I am new to evolutionary algorithm. I have studied Covariance Matrix Adaptation Evolution Strategy. I am not good at statistics. So could you please explain me in simple language (I mean not too many equations)
- What is CMA-ES?
- How does it work?
- Why is it superior to other strategies?
Best Answer
Per the wikipedia page linked above to answer (1) this is another form of gradient descent (which if you need more information with lots of pictures there are many articles available if you google it — sorry apparently new posters only get 2 urls so I'm having to have to tell you to search instead of pointing you to specific ones) so it is used for optimization of an objective function. Usually this means I want to find the maximum or minimum value for a function I'm interested in.
Not to split hairs with the other poster, but how statistical this algorithm is a question of semantics. It is proposed to converge (for our considerations that is to say this method works) based on a maximum likelihood argument and covariance (variance in higher dimension — the spread of the sample in the space) is used as part of the update rule for this algorithm to determine how best to proceed for the next iteration. Also new points are sampled from a multivariate normal distribution. Which is a probability model. Similarly as the wikipedia points out this method is similar to, but not identical to, principal component analysis. So from my perspective it seems pretty statistical, but again that is perhaps subjective.

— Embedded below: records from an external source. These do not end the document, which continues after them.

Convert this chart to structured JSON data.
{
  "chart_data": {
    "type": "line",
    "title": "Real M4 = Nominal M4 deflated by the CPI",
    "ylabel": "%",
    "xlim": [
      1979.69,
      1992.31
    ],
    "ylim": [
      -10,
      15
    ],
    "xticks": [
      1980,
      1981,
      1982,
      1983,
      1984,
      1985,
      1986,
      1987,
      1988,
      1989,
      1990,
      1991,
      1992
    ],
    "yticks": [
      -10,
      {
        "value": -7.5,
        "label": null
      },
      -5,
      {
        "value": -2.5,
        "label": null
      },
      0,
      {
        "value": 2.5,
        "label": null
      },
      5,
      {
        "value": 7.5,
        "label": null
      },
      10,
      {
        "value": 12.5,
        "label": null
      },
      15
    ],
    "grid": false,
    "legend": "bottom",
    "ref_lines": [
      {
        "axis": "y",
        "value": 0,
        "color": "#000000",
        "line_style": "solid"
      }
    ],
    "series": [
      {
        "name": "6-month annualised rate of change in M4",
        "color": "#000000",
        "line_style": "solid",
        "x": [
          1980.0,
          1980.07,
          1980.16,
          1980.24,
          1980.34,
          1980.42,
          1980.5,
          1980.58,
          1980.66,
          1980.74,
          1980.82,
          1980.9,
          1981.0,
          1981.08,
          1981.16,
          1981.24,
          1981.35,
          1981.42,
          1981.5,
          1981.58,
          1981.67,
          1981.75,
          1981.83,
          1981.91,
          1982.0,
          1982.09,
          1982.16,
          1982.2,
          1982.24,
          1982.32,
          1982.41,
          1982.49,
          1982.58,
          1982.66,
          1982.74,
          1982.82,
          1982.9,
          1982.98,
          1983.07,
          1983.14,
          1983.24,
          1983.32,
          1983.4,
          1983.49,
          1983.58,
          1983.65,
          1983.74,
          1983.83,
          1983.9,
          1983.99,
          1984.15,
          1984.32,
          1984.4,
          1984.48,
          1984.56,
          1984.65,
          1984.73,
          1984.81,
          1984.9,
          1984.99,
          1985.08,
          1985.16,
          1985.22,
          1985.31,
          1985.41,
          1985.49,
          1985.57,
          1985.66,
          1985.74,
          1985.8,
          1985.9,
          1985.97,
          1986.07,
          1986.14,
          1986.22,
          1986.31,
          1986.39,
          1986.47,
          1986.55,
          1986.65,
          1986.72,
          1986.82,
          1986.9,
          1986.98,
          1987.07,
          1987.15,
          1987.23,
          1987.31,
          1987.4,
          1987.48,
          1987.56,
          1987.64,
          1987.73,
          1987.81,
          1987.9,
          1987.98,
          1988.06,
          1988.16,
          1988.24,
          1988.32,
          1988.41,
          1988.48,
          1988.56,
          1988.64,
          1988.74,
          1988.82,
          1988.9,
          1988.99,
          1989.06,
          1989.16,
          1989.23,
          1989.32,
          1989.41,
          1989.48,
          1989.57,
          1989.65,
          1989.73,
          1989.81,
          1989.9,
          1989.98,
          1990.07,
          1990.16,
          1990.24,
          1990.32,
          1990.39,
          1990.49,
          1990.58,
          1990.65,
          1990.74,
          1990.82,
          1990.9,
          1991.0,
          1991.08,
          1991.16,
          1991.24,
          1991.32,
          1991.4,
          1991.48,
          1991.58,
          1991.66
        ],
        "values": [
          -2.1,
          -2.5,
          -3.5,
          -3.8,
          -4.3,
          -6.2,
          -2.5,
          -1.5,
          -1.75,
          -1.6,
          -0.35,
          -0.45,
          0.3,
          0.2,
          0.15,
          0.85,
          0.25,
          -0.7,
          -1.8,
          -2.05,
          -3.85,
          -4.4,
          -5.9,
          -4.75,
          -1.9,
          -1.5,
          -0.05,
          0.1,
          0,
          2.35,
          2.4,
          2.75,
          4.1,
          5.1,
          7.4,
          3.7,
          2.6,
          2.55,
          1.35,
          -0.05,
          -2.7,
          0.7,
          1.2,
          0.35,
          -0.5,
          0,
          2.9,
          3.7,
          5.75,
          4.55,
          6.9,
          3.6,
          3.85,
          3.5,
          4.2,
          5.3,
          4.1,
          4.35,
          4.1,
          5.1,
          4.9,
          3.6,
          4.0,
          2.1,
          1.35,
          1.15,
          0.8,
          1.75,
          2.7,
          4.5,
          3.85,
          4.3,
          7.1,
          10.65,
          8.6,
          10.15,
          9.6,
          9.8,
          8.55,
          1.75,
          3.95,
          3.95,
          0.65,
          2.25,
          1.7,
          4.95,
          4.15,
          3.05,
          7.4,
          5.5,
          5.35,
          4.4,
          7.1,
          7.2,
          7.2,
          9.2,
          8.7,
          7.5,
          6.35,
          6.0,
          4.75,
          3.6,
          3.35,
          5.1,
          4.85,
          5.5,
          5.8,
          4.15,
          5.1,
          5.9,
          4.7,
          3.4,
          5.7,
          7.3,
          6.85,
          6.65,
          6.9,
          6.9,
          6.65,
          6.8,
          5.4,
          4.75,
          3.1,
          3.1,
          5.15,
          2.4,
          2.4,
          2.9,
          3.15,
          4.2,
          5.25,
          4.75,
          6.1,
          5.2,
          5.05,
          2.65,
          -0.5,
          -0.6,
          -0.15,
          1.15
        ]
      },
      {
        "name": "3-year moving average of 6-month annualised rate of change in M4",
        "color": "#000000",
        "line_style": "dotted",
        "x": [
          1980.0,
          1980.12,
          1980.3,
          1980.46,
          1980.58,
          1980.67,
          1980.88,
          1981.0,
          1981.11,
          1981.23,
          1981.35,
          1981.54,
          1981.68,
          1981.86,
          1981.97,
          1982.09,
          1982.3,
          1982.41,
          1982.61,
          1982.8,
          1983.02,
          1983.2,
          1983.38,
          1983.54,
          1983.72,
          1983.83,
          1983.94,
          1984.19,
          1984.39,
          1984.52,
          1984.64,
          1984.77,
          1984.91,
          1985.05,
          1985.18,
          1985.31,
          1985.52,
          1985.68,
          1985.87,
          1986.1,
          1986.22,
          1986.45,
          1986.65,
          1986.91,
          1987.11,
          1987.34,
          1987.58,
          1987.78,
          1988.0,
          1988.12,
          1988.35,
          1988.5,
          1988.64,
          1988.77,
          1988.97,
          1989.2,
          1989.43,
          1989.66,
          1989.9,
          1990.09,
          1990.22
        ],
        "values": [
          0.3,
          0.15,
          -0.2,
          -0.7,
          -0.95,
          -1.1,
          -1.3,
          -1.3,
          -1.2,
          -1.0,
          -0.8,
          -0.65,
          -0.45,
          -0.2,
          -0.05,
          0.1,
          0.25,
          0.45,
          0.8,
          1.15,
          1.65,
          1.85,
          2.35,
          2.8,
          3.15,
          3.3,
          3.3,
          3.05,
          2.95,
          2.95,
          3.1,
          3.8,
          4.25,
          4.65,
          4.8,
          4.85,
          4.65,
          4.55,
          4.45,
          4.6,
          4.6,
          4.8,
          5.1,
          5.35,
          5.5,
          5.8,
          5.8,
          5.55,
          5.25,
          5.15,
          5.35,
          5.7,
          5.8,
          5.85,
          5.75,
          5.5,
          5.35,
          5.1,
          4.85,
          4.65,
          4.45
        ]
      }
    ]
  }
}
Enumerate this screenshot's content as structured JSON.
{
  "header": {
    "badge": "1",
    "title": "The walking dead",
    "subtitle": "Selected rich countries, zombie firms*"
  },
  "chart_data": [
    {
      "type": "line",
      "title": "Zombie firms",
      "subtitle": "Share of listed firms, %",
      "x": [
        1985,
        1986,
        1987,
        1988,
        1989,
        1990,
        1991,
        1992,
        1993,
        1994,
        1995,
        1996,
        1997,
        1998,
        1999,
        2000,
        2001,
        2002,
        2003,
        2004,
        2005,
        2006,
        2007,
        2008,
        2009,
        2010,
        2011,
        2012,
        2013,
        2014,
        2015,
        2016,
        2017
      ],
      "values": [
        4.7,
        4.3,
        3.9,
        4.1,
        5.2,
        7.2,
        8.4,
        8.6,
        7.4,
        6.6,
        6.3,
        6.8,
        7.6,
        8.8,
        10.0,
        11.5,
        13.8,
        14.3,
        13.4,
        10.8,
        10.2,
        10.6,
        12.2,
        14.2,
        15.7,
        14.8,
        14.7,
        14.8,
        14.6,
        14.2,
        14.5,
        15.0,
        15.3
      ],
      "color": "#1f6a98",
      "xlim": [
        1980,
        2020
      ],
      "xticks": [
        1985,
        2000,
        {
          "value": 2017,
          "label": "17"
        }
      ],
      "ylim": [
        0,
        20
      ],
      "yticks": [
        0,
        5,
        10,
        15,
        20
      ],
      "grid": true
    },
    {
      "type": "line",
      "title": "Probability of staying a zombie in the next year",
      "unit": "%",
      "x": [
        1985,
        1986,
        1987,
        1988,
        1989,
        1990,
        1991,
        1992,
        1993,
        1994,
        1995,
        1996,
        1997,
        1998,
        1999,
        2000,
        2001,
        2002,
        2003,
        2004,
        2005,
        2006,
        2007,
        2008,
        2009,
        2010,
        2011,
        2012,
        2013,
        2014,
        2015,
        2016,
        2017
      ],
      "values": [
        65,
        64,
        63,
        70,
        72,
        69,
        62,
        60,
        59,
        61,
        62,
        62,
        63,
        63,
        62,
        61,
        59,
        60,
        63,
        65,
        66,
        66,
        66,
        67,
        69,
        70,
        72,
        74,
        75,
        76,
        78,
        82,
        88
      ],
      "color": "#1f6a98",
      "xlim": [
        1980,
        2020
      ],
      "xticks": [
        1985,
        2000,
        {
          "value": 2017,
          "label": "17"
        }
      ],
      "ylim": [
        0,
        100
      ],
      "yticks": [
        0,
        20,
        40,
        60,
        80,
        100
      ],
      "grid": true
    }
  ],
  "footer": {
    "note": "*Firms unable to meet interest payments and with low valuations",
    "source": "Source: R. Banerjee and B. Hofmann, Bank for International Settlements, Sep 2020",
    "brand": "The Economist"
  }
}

I suppose the second wiki link and parts of the above address (2), but perhaps not adequately so if you need more information please feel free to follow up. The short of it is if there is an optimum this procedure searches for it in the problem space and will eventually find it under the model assumptions. You need to test for the assumptions, because deviation from them is likely a major consequence to and how well this method will work on your problem.
I do however agree with the other poster that you may find more if not better answers on a site like Meta Optimize which is a community like this one specific to machine learning, but many Statisticians do work on learning problems so I would expect others will weigh in as well.
As for (3) it is not necessarily a better method. It is a method for a different set of assumptions than other methods (such as feedforward neural network with gradient descent for example) specifically this method is for non-linear or non-convex problems. Again you need to test if the problem you are working on is appropriate for this method before proceeding to use it. Otherwise you may get a less than optimal solution or worse yet garbage in garbage out. If your problem is non-linear or non-convex then go for it, otherwise you may need to look into using a different method. There is a part of the wikipedia article "Performance in Practice" may help you determine whether this is an appropriate method for the problem you are working on.
You alluded to some mathphobia when not wanting to see too many expressions. So you may not know some properties of the data/problem you're working with. Are you willing to share some more specific details or are you just asking in general?
Hopefully this helps. Please let me know if there are any follow ups. Good luck.